Introduction: Achieving optimal performance in 2D racing games presents unique challenges, requiring adaptive strategies and advanced learning algorithms. This research explores the integration of sophisticated agent models with Meta Reinforcement Learning (Meta-RL) techniques, specifically Model-Agnostic Meta-Learning (MAML) and Proximal Policy Optimization (PPO), to enhance decision-making and adaptability within these simulated environments. We hypothesize that this innovative approach will lead to marked improvements in game performance and learning efficiency.

Methods: In our experimental setup, we applied MAML for its rapid adaptation capabilities and PPO for optimizing the agents' policy decisions within a 2D racing game simulator. The objective was to reduce lap times and improve the agent's ability to adapt to new tracks and environmental conditions. Performance metrics were meticulously recorded across varied track designs, with particular attention to learning speed and adaptability.

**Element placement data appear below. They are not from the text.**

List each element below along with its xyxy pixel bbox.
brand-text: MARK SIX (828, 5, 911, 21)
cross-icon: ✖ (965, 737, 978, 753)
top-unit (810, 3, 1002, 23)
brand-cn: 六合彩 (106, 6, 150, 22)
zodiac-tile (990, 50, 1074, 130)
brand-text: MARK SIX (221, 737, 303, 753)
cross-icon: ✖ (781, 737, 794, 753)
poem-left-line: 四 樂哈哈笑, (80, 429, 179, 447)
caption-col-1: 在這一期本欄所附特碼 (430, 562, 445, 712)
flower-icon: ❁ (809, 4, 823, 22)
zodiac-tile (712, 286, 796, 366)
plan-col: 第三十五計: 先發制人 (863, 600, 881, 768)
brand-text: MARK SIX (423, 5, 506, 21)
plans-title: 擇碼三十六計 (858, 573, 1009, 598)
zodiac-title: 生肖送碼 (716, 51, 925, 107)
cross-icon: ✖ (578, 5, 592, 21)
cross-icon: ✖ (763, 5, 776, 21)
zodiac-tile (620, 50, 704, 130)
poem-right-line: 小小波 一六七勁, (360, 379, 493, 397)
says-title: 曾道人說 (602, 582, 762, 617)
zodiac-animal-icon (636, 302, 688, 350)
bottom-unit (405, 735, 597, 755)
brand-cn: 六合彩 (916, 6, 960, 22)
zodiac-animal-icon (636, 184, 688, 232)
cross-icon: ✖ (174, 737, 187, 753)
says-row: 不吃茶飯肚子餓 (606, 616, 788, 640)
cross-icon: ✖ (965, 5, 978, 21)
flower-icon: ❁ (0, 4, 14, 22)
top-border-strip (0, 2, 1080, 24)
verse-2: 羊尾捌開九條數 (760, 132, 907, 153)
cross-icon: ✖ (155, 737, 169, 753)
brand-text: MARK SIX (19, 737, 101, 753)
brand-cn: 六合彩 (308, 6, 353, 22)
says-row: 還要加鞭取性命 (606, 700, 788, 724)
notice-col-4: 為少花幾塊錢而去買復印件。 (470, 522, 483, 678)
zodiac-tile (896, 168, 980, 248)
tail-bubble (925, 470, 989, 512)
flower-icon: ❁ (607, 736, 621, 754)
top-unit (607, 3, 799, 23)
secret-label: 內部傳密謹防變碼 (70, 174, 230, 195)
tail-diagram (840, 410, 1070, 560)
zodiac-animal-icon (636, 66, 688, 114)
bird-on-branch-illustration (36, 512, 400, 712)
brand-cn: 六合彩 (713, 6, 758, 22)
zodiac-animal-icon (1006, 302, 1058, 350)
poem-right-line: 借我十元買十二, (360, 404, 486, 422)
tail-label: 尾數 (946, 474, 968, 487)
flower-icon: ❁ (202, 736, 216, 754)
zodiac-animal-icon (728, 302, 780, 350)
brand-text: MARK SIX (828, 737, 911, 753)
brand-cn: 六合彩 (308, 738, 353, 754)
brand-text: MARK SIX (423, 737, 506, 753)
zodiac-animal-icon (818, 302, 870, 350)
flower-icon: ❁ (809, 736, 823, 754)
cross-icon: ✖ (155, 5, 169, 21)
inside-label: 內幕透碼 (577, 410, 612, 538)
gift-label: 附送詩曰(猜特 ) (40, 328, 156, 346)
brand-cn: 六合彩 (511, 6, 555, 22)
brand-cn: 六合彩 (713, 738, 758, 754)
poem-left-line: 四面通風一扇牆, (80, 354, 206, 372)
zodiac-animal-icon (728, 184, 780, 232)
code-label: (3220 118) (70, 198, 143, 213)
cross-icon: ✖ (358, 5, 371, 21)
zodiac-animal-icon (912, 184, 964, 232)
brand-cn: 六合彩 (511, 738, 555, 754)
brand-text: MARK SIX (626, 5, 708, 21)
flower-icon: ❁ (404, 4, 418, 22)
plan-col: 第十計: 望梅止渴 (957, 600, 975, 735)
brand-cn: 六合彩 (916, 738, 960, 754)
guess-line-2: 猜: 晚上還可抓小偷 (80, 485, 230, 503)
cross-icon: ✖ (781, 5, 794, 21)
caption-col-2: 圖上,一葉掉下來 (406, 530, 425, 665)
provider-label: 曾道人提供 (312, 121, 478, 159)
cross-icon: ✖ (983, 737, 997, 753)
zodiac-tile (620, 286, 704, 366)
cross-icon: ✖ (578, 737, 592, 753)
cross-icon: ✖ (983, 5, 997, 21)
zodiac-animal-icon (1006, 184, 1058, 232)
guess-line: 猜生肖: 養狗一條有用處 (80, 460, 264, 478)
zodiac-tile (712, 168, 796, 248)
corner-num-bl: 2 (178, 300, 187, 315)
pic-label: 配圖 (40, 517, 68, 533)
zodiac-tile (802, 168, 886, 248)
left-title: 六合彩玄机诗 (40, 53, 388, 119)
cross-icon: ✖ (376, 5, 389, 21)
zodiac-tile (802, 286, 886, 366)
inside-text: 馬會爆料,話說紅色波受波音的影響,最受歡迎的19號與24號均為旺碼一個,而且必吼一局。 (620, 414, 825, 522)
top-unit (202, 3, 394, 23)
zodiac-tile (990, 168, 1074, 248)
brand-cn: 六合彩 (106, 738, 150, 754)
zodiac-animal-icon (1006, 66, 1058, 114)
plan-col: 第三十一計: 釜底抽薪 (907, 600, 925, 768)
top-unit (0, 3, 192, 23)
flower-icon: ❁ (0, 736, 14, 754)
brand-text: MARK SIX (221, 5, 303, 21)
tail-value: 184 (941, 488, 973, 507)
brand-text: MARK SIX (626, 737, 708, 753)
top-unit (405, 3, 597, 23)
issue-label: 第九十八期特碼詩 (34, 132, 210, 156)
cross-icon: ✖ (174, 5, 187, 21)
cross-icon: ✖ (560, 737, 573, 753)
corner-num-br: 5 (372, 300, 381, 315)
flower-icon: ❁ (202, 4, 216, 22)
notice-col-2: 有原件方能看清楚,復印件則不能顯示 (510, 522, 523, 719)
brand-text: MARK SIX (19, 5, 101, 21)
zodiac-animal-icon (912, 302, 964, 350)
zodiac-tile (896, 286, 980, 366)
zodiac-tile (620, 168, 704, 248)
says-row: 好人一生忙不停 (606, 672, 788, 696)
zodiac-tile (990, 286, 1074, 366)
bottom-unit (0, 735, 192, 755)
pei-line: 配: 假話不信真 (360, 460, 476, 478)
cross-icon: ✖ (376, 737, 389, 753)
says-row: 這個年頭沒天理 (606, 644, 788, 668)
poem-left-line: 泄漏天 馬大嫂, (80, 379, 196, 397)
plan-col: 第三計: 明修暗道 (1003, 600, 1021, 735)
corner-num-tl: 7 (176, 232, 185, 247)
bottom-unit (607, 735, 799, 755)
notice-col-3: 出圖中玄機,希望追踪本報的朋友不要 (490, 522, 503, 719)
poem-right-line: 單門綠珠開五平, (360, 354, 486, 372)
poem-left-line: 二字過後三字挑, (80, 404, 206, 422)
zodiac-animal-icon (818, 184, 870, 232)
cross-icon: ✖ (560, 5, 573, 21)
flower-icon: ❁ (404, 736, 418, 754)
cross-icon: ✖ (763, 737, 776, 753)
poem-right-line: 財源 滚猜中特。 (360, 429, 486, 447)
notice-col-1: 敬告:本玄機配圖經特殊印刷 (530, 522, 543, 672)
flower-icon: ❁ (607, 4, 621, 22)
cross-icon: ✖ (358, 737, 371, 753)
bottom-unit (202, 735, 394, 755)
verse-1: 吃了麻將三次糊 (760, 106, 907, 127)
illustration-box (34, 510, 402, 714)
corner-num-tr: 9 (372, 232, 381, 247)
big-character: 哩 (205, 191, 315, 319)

Results: The integrated Meta-RL and agent model approach yielded a significant reduction in lap times, achieving significant improvement over baseline models. Furthermore, agents demonstrated a noticeable enhancement in adaptability to new track configurations and environmental challenges. Remarkably, the models also showed an unexpected proficiency in navigating through dynamically changing obstacles, underscoring the potential of Meta-RL in complex, rapidly evolving game scenarios.

Conclusion: This study underscores the effectiveness of combining Meta-RL algorithms with agent models to advance the state of AI in 2D racing games. The observed improvements in lap times and adaptability not only confirm our hypothesis but also suggest broader applications for Meta-RL techniques in other areas of gaming and simulation. Future research will explore the extension of these methods to more complex 3D environments and their potential implications for real-world applications in areas requiring rapid decision-making and adaptability.